Uma semana antes da publicação da edição de Abril-Maio da Playboy francesa, Marlène Schiappa conseguiu ofuscar as manifestações contra o aumento da idade da reforma. Integrando o Governo de Macron seria de esperar que tivesse sido publicamente louvada por esta notável capacidade de spin. Só conheço uma proeza comparável, ainda que no domínio da ficção, se bem que baseada nos deslizes da breguilha de Bill Clinton e que teriam motivado vários bombardeamentos no Afeganistão, Sudão, Iraque e ex-Jugoslávia, ao sabor da necessidade de afastar a atenção da comunicação social pelo manusear, alheio ao matrimónio, das partes pudendas do então ocupante da Casa Branca. O filme Wag the Dog (Manobras na Casa Branca na versão portuguesa) popularizou à escala planetária um conceito de manipulação informativa que a ciência política faz remontar à presidência de Lincoln.
Sendo a discriminação uma palavra de género feminino, Marlène teve direito a várias foto-montagens, quase todas simpáticas e todas falsas, em que mostrava, como escreveria Camilo, generosa carnadura, num dos casos com uma tatuagem constitucional evocando o mal amado § 3º do artigo 49º da Constituição de 1958. Hélas! as foto-montagens acabaram publicadas pela imprensa dita séria – em Portugal por dois jornais “de referência” – sem qualquer aviso em matéria de falsificação. Publicada a Playboy concluiu-se estar Marlène na capa em pose de Marianne, fitando o futuro, à direita, e vestida. Igual pudor nas fotos interiores que ilustram doze páginas de entrevista sobre temas “sérios”. Os motores de busca, sempre politicamente correctos, anunciam agora Marlène na Playboy mas com a indicação de que está “vestida”.
Os tempos são de censura e hoje, também por via da ditadura do “Pubic Hair Design”, não seria possível a Marina Ripa di Meana cruzar os braços em pelota e anunciar (como fez em 1996): “L’unica pelliccia che non mi vergogno d’indossare.” As reacções dos bem pensantes a Marina e a Marlène, separadas por 27 anos, são surpreendentemente próximas, unidas no negar do direito a dispor da própria imagem, seja o corpo (Marina) ou a alusão ao espaço comunicacional onde se costuma exibir o corpo (Marlène).

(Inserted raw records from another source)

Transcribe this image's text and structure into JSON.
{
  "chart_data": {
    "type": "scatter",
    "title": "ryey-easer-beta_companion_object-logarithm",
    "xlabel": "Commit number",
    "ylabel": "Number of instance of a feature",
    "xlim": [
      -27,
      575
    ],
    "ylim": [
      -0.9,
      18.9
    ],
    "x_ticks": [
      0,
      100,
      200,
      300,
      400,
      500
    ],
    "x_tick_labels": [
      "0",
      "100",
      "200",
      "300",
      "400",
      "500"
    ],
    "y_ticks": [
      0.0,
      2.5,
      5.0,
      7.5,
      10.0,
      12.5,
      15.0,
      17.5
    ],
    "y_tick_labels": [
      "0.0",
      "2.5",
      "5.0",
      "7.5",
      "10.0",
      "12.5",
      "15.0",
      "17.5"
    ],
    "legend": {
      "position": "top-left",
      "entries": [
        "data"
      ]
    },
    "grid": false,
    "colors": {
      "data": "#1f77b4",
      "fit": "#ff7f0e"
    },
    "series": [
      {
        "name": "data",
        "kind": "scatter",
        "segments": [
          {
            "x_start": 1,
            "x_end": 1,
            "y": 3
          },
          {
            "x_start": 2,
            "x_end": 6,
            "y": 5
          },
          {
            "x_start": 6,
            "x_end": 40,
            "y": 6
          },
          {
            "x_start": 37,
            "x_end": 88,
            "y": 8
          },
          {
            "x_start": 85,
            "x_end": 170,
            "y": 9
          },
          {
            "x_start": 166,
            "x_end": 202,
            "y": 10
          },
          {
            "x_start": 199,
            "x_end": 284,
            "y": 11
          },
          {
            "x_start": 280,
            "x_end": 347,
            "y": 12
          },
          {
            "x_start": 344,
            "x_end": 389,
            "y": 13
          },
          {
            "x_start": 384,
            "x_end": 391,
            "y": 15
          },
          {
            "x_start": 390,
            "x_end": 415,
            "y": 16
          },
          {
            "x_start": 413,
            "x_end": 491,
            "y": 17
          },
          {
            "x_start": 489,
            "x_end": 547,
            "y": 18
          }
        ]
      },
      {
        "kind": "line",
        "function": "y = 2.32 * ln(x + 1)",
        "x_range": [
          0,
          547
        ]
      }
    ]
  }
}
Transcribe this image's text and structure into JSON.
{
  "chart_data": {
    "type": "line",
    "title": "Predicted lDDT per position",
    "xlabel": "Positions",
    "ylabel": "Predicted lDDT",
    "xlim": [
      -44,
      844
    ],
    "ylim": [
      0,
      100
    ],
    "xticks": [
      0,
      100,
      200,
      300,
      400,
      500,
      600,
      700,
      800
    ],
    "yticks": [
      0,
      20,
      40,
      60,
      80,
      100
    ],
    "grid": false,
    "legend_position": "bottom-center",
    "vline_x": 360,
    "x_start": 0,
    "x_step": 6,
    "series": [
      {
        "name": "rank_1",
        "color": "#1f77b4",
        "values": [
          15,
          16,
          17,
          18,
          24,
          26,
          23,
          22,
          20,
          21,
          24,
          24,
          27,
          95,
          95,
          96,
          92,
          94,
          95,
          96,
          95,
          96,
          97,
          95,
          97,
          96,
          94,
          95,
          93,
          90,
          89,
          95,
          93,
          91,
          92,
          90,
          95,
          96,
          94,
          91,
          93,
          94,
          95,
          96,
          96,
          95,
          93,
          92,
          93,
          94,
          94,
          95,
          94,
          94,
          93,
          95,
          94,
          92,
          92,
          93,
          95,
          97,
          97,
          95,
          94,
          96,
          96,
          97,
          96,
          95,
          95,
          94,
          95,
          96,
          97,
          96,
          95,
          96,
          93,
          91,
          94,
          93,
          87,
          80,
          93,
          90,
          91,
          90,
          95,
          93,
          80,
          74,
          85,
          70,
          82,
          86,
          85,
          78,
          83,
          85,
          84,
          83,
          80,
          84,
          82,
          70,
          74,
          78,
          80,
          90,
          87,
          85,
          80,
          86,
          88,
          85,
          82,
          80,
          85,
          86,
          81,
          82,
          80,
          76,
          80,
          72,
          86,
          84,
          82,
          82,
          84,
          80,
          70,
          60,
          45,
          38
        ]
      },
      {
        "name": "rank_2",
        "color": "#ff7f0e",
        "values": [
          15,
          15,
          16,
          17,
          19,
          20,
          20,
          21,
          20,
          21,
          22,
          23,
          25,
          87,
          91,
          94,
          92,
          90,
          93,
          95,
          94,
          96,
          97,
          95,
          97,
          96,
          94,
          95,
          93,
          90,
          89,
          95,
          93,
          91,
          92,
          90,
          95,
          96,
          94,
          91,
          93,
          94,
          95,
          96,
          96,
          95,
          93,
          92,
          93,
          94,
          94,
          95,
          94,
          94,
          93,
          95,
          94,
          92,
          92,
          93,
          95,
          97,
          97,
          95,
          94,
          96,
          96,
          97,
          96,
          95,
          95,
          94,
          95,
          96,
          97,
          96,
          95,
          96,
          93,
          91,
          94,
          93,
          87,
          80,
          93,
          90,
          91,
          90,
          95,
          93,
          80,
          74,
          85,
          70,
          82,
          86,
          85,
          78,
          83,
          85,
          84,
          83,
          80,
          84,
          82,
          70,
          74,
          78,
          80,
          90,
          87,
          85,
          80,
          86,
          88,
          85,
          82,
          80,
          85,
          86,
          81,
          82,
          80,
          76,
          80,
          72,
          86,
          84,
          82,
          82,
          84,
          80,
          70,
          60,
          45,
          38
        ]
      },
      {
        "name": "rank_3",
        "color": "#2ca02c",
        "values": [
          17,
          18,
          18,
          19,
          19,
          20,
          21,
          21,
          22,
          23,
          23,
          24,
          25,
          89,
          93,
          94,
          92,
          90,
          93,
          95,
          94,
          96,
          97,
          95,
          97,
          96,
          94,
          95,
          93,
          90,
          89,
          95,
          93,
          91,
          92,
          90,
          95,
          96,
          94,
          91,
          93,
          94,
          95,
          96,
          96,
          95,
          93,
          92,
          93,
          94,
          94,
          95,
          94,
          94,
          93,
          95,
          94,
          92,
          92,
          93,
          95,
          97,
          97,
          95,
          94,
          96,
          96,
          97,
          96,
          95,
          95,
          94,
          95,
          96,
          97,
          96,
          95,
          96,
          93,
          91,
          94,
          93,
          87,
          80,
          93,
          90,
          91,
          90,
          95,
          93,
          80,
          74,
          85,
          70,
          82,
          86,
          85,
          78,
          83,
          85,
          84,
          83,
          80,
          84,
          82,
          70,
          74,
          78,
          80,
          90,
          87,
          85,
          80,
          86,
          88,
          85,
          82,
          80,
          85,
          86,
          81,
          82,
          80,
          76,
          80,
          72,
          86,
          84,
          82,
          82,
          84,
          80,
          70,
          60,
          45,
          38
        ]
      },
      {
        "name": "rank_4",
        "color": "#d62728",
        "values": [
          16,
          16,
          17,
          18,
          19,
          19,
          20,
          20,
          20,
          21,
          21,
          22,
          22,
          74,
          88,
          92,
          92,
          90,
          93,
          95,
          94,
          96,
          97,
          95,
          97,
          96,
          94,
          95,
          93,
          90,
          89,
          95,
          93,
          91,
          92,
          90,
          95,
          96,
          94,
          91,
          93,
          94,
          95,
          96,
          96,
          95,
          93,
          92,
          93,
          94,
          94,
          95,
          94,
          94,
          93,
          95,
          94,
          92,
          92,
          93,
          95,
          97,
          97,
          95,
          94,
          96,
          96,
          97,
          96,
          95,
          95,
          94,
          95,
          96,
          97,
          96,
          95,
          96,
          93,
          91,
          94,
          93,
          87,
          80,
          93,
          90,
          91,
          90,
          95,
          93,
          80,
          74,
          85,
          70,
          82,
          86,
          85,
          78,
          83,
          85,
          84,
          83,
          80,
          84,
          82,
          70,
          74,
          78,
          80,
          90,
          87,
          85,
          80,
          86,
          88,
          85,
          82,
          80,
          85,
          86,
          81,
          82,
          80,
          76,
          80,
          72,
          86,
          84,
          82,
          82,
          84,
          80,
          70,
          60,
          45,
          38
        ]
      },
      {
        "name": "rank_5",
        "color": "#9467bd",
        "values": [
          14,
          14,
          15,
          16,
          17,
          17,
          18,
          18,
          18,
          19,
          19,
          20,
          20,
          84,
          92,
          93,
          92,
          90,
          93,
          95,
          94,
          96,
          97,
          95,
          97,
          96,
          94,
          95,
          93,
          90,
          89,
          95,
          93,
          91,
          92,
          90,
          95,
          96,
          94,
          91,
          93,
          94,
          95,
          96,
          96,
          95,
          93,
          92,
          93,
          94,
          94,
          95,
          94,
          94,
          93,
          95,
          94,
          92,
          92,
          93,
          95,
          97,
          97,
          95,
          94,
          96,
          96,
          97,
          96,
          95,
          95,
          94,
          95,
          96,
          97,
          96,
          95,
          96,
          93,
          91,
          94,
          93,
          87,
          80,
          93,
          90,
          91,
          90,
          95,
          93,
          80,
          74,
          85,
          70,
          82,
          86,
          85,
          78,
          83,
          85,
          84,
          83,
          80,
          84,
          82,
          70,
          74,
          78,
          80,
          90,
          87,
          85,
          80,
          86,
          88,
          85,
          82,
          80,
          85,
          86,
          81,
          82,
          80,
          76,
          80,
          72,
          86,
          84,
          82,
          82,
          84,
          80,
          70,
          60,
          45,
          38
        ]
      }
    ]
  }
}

A mulher estrangeira (corsa…) que acumula e exerce o poder na corte (de Macron) tem um paralelo bíblico. Jezabel, aristocrata fenícia, casou com o rei Ahab de Israel, foi activa na vida política, perseguiu os profetas locais e foi por eles defenestrada, não sem antes se ter maquilhado e embelezado com os atributos do poder, incluindo uma peruca cerimonial. “Tenho, porém, contra ti o tolerares que essa mulher, Jezabel, que a si mesma se declara profetisa, não somente ensine, mas ainda seduza os meus servos a praticarem a prostituição e a comerem coisas sacrificadas aos ídolos. Dei-lhe tempo para que se arrependesse; ela, todavia, não quer arrepender-se da sua prostituição. Eis que a prostro de cama, bem como em grande tribulação os que com ela adulteram, caso não se arrependam das obras que ela incita.” (Apocalipse, 2:20-22).
Considerando as mais recentes desditas do XXIII Governo Constitucional, documentadas nos primeiros episódios da luta de mulheres na lama, comercializada como Comissão Parlamentar de Inquérito sobre a TAP, será de esperar um qualquer grande acto de spin. Quem será o membro do Governo que, como veio ao mundo, irá abraçar o portfolio ministerial na capa de uma qualquer revista lusa?